According to Globe staff and news reports, Banjir was stabbed in the chest and stomach by two motorcycle riding assailants on Wednesday evening while walking in front of the mayor’s office in Jayapura, the capital of Indonesia’s remote Papua province. The unidentified assailants sped off.
The Jakarta Globe‘s editor, Bhimanto Suwastoyo told CPJ that Banjir’s most recent report centered on a sexual abuse scandal at Jayapura’s police detention center, where a female detainee was allegedly forced into sexual acts with three different police officers. Banjir’s report included quotes from the alleged victim, who has since been moved to a different detention facility. The editor said he believes the attack was directly linked to his reporting on the story.

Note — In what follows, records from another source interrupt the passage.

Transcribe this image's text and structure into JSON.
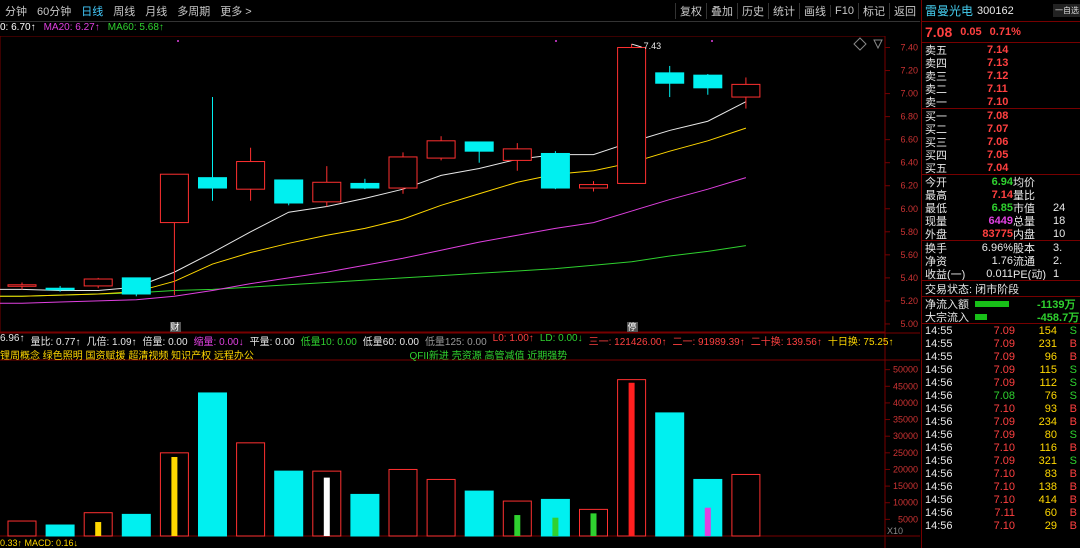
{
  "toolbar": {
    "periods": [
      "分钟",
      "60分钟",
      "日线",
      "周线",
      "月线",
      "多周期",
      "更多 >"
    ],
    "active_period": "日线",
    "buttons": [
      "复权",
      "叠加",
      "历史",
      "统计",
      "画线",
      "F10",
      "标记",
      "返回"
    ]
  },
  "ma_legend": [
    {
      "text": "0: 6.70↑",
      "color": "#ffffff"
    },
    {
      "text": "MA20: 6.27↑",
      "color": "#e040e0"
    },
    {
      "text": "MA60: 5.68↑",
      "color": "#2fd12f"
    }
  ],
  "price_axis": [
    "7.40",
    "7.20",
    "7.00",
    "6.80",
    "6.60",
    "6.40",
    "6.20",
    "6.00",
    "5.80",
    "5.60",
    "5.40",
    "5.20",
    "5.00"
  ],
  "vol_axis": [
    "50000",
    "45000",
    "40000",
    "35000",
    "30000",
    "25000",
    "20000",
    "15000",
    "10000",
    "5000"
  ],
  "vol_axis_unit": "X10",
  "high_label": "7.43",
  "marks": {
    "cai": "财",
    "ting": "停"
  },
  "vol_legend": [
    {
      "text": "6.96↑",
      "color": "#e8e8e8"
    },
    {
      "text": "量比: 0.77↑",
      "color": "#e8e8e8"
    },
    {
      "text": "几倍: 1.09↑",
      "color": "#e8e8e8"
    },
    {
      "text": "倍量: 0.00",
      "color": "#e8e8e8"
    },
    {
      "text": "缩量: 0.00↓",
      "color": "#e040e0"
    },
    {
      "text": "平量: 0.00",
      "color": "#e8e8e8"
    },
    {
      "text": "低量10: 0.00",
      "color": "#2fd12f"
    },
    {
      "text": "低量60: 0.00",
      "color": "#e8e8e8"
    },
    {
      "text": "低量125: 0.00",
      "color": "#999999"
    },
    {
      "text": "L0: 1.00↑",
      "color": "#ff4040"
    },
    {
      "text": "LD: 0.00↓",
      "color": "#2fd12f"
    },
    {
      "text": "三一: 121426.00↑",
      "color": "#ff4040"
    },
    {
      "text": "二一: 91989.39↑",
      "color": "#ff4040"
    },
    {
      "text": "二十换: 139.56↑",
      "color": "#ff4040"
    },
    {
      "text": "十日换: 75.25↑",
      "color": "#ffd700"
    }
  ],
  "concepts": {
    "left": "锂周概念 绿色照明 国资赋援 超清视频 知识产权 远程办公",
    "right": "QFII新进 壳资源 高管减值 近期强势"
  },
  "macd_text": "0.33↑   MACD: 0.16↓",
  "stock": {
    "name": "雷曼光电",
    "code": "300162",
    "price": "7.08",
    "change": "0.05",
    "pct": "0.71%",
    "corner": "一自选"
  },
  "asks": [
    {
      "label": "卖五",
      "price": "7.14"
    },
    {
      "label": "卖四",
      "price": "7.13"
    },
    {
      "label": "卖三",
      "price": "7.12"
    },
    {
      "label": "卖二",
      "price": "7.11"
    },
    {
      "label": "卖一",
      "price": "7.10"
    }
  ],
  "bids": [
    {
      "label": "买一",
      "price": "7.08"
    },
    {
      "label": "买二",
      "price": "7.07"
    },
    {
      "label": "买三",
      "price": "7.06"
    },
    {
      "label": "买四",
      "price": "7.05"
    },
    {
      "label": "买五",
      "price": "7.04"
    }
  ],
  "stats": [
    {
      "l1": "今开",
      "v1": "6.94",
      "c1": "green",
      "l2": "均价",
      "v2": ""
    },
    {
      "l1": "最高",
      "v1": "7.14",
      "c1": "red",
      "l2": "量比",
      "v2": ""
    },
    {
      "l1": "最低",
      "v1": "6.85",
      "c1": "green",
      "l2": "市值",
      "v2": "24"
    },
    {
      "l1": "现量",
      "v1": "6449",
      "c1": "magenta",
      "l2": "总量",
      "v2": "18"
    },
    {
      "l1": "外盘",
      "v1": "83775",
      "c1": "red",
      "l2": "内盘",
      "v2": "10"
    }
  ],
  "stats2": [
    {
      "l1": "换手",
      "v1": "6.96%",
      "l2": "股本",
      "v2": "3."
    },
    {
      "l1": "净资",
      "v1": "1.76",
      "l2": "流通",
      "v2": "2."
    },
    {
      "l1": "收益(一)",
      "v1": "0.011",
      "l2": "PE(动)",
      "v2": "1"
    }
  ],
  "trade_status": "交易状态: 闭市阶段",
  "flows": [
    {
      "label": "净流入额",
      "value": "-1139万",
      "fill": 0.55
    },
    {
      "label": "大宗流入",
      "value": "-458.7万",
      "fill": 0.2
    }
  ],
  "ticks": [
    {
      "time": "14:55",
      "price": "7.09",
      "vol": "154",
      "side": "S"
    },
    {
      "time": "14:55",
      "price": "7.09",
      "vol": "231",
      "side": "B"
    },
    {
      "time": "14:55",
      "price": "7.09",
      "vol": "96",
      "side": "B"
    },
    {
      "time": "14:56",
      "price": "7.09",
      "vol": "115",
      "side": "S"
    },
    {
      "time": "14:56",
      "price": "7.09",
      "vol": "112",
      "side": "S"
    },
    {
      "time": "14:56",
      "price": "7.08",
      "vol": "76",
      "side": "S"
    },
    {
      "time": "14:56",
      "price": "7.10",
      "vol": "93",
      "side": "B"
    },
    {
      "time": "14:56",
      "price": "7.09",
      "vol": "234",
      "side": "B"
    },
    {
      "time": "14:56",
      "price": "7.09",
      "vol": "80",
      "side": "S"
    },
    {
      "time": "14:56",
      "price": "7.10",
      "vol": "116",
      "side": "B"
    },
    {
      "time": "14:56",
      "price": "7.09",
      "vol": "321",
      "side": "S"
    },
    {
      "time": "14:56",
      "price": "7.10",
      "vol": "83",
      "side": "B"
    },
    {
      "time": "14:56",
      "price": "7.10",
      "vol": "138",
      "side": "B"
    },
    {
      "time": "14:56",
      "price": "7.10",
      "vol": "414",
      "side": "B"
    },
    {
      "time": "14:56",
      "price": "7.11",
      "vol": "60",
      "side": "B"
    },
    {
      "time": "14:56",
      "price": "7.10",
      "vol": "29",
      "side": "B"
    }
  ],
  "chart_data": {
    "type": "candlestick",
    "candles": [
      {
        "o": 5.34,
        "h": 5.36,
        "l": 5.3,
        "c": 5.33,
        "up": true
      },
      {
        "o": 5.31,
        "h": 5.33,
        "l": 5.28,
        "c": 5.3,
        "up": false
      },
      {
        "o": 5.33,
        "h": 5.4,
        "l": 5.31,
        "c": 5.39,
        "up": true
      },
      {
        "o": 5.4,
        "h": 5.4,
        "l": 5.24,
        "c": 5.26,
        "up": false
      },
      {
        "o": 5.88,
        "h": 6.3,
        "l": 5.25,
        "c": 6.3,
        "up": true
      },
      {
        "o": 6.18,
        "h": 6.97,
        "l": 6.07,
        "c": 6.27,
        "up": false
      },
      {
        "o": 6.17,
        "h": 6.53,
        "l": 6.07,
        "c": 6.41,
        "up": true
      },
      {
        "o": 6.25,
        "h": 6.25,
        "l": 6.03,
        "c": 6.05,
        "up": false
      },
      {
        "o": 6.06,
        "h": 6.37,
        "l": 6.02,
        "c": 6.23,
        "up": true
      },
      {
        "o": 6.22,
        "h": 6.26,
        "l": 6.17,
        "c": 6.18,
        "up": false
      },
      {
        "o": 6.18,
        "h": 6.49,
        "l": 6.13,
        "c": 6.45,
        "up": true
      },
      {
        "o": 6.44,
        "h": 6.63,
        "l": 6.42,
        "c": 6.59,
        "up": true
      },
      {
        "o": 6.58,
        "h": 6.58,
        "l": 6.4,
        "c": 6.5,
        "up": false
      },
      {
        "o": 6.42,
        "h": 6.57,
        "l": 6.33,
        "c": 6.52,
        "up": true
      },
      {
        "o": 6.48,
        "h": 6.5,
        "l": 6.17,
        "c": 6.18,
        "up": false
      },
      {
        "o": 6.18,
        "h": 6.24,
        "l": 6.15,
        "c": 6.21,
        "up": true
      },
      {
        "o": 6.22,
        "h": 7.43,
        "l": 6.22,
        "c": 7.4,
        "up": true
      },
      {
        "o": 7.18,
        "h": 7.24,
        "l": 6.97,
        "c": 7.09,
        "up": false
      },
      {
        "o": 7.16,
        "h": 7.17,
        "l": 6.99,
        "c": 7.05,
        "up": false
      },
      {
        "o": 6.97,
        "h": 7.14,
        "l": 6.87,
        "c": 7.08,
        "up": true
      }
    ],
    "ma_white": [
      5.3,
      5.29,
      5.29,
      5.32,
      5.45,
      5.62,
      5.8,
      5.97,
      6.02,
      6.09,
      6.17,
      6.29,
      6.35,
      6.43,
      6.47,
      6.47,
      6.58,
      6.68,
      6.76,
      6.93
    ],
    "ma_yellow": [
      5.24,
      5.25,
      5.26,
      5.28,
      5.37,
      5.52,
      5.62,
      5.7,
      5.77,
      5.83,
      5.91,
      6.03,
      6.13,
      6.23,
      6.3,
      6.33,
      6.4,
      6.5,
      6.59,
      6.7
    ],
    "ma20": [
      5.18,
      5.19,
      5.2,
      5.21,
      5.24,
      5.29,
      5.35,
      5.4,
      5.45,
      5.51,
      5.57,
      5.64,
      5.71,
      5.77,
      5.83,
      5.88,
      5.98,
      6.08,
      6.17,
      6.27
    ],
    "ma60": [
      5.24,
      5.25,
      5.26,
      5.27,
      5.29,
      5.3,
      5.32,
      5.34,
      5.36,
      5.38,
      5.4,
      5.42,
      5.44,
      5.46,
      5.48,
      5.51,
      5.54,
      5.59,
      5.63,
      5.68
    ],
    "volumes": [
      4500,
      3300,
      7000,
      6500,
      25000,
      43000,
      28000,
      19500,
      19500,
      12500,
      20000,
      17000,
      13500,
      10500,
      11000,
      8000,
      47000,
      37000,
      17000,
      18500
    ],
    "vol_up": [
      true,
      false,
      true,
      false,
      true,
      false,
      true,
      false,
      true,
      false,
      true,
      true,
      false,
      true,
      false,
      true,
      true,
      false,
      false,
      true
    ],
    "ylim": [
      4.93,
      7.5
    ],
    "vol_ylim": [
      0,
      52000
    ]
  }
}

“While Indonesia’s press freedom situation has generally improved, provincial journalists still face extraordinary risks, as the attack on journalist Banjir Ambarita clearly shows,” said Shawn Crispin, CPJ’s senior Southeast Asia representative. “We call on President Bambang Susilo Yudhoyono’s government to launch a truly independent investigation, one that does not preclude the possibility of local police involvement in this attack.”
Banjir was taken to the city’s Marthen Indey Hospital and underwent surgery Thursday for a stab wound to his intestines, according to the reports. Jayapura Police Chief Imam Setiawan said his forces had established a joint investigative team with Papua provincial police and have begun work on the case, according to news reports.
In 2010, three reporters were killed with impunity in remote provincial areas of Indonesia. CPJ research shows that all three were mostly likely murdered in connection with their work as reporters.